Я морщусь, поняв, что думала о ней в прошедшем времени, будто она тоже умерла. Пришла в голову мрачная мысль: лучше бы она умерла, а не он, но я гоню ее прочь, не дав оформиться.
— А когда он погиб, они еще были вместе?
— Да, — ответил он. — Даже подумывали о помолвке.
Она выглядит такой юной и жадной до впечатлений, в глазах ее ожидание — что же преподнесет ей жизнь. Она еще не знает, какое горе ей скоро придется испытать.
— Мне бы хотелось с ней познакомиться, — говорю я. Бен берет фотографию у меня из рук и вздыхает.
— Я с ней не общаюсь, — отвечает он.
— Почему? — удивляюсь я. У себя в голове я уже все спланировала: мы могли бы поддерживать друг друга. Нас многое связывает: понимание и любовь, которая превыше всего — любовь не друг к другу, но к тому, кого мы обе потеряли.
— Были ссоры, — поясняет он. — Размолвки.

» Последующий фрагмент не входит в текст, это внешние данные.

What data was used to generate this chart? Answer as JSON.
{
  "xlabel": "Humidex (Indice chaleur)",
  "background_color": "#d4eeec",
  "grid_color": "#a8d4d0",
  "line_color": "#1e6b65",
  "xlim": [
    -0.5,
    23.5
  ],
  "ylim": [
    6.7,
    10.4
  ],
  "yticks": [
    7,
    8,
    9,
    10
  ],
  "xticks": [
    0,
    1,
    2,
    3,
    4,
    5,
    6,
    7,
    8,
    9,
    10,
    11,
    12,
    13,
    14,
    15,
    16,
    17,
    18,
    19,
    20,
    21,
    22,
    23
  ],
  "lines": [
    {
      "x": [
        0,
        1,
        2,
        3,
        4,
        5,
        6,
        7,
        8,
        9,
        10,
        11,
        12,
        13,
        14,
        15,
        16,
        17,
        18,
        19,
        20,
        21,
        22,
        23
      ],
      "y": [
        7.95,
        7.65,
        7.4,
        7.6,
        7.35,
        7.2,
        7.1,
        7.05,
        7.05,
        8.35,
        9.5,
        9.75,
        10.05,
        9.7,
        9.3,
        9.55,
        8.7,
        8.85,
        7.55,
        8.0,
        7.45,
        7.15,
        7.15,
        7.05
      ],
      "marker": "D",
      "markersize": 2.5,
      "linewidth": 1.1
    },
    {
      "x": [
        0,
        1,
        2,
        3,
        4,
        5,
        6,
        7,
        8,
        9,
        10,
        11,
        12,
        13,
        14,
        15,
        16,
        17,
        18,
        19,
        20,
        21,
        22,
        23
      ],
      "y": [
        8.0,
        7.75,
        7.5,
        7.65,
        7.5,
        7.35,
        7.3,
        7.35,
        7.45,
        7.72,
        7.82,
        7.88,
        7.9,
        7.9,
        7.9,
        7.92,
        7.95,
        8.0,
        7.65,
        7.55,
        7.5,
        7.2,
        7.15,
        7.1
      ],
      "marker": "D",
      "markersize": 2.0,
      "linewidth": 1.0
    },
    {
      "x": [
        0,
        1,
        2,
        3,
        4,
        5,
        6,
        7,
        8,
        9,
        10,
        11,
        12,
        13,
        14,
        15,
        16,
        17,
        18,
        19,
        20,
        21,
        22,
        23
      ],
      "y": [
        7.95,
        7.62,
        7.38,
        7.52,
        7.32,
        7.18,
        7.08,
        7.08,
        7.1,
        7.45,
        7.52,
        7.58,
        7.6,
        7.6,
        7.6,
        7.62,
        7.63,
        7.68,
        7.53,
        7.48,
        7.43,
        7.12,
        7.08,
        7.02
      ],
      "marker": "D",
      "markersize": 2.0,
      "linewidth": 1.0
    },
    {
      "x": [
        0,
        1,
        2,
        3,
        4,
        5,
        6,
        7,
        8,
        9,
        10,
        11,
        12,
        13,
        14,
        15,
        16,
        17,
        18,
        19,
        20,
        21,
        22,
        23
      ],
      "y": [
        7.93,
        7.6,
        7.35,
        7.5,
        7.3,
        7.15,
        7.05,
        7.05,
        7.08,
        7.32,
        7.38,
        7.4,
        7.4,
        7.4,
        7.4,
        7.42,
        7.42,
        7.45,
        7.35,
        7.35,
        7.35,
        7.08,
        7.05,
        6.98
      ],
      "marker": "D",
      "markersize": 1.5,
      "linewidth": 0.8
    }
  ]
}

Я смотрю на него. Понимаю, что он не хочет мне ничего рассказывать. Человек, который написал то письмо, который верил в меня и любил меня, который, в конце концов, любил меня настолько, чтобы уйти и снова вернуться, куда-то исчез.
— Бен?
— Ссорились мы, говорю.
— До гибели Адама или после?
— И до, и после.
Иллюзия поддержки рассеивается, остается чувство неловкости. А что если и я ссорилась с Адамом? А он наверняка принимал сторону подружки, а не матери.
— Мы с Адамом были близки? — спрашиваю.
— О да, — говорит Бен. — До тех пор, пока ты не попала в больницу. Не потеряла память. Но даже тогда вы были близки, насколько это было возможно.
Его слова ударяют меня, точно кулаком. Я соображаю: когда все случилось, Адам был совсем маленьким мальчиком. Откуда мне знать имя его невесты, если каждый день я видела сына будто в первый раз?
Я закрываю альбом.
— Можно я возьму его с собой? — спрашиваю. — Мне бы хотелось рассмотреть некоторые снимки получше.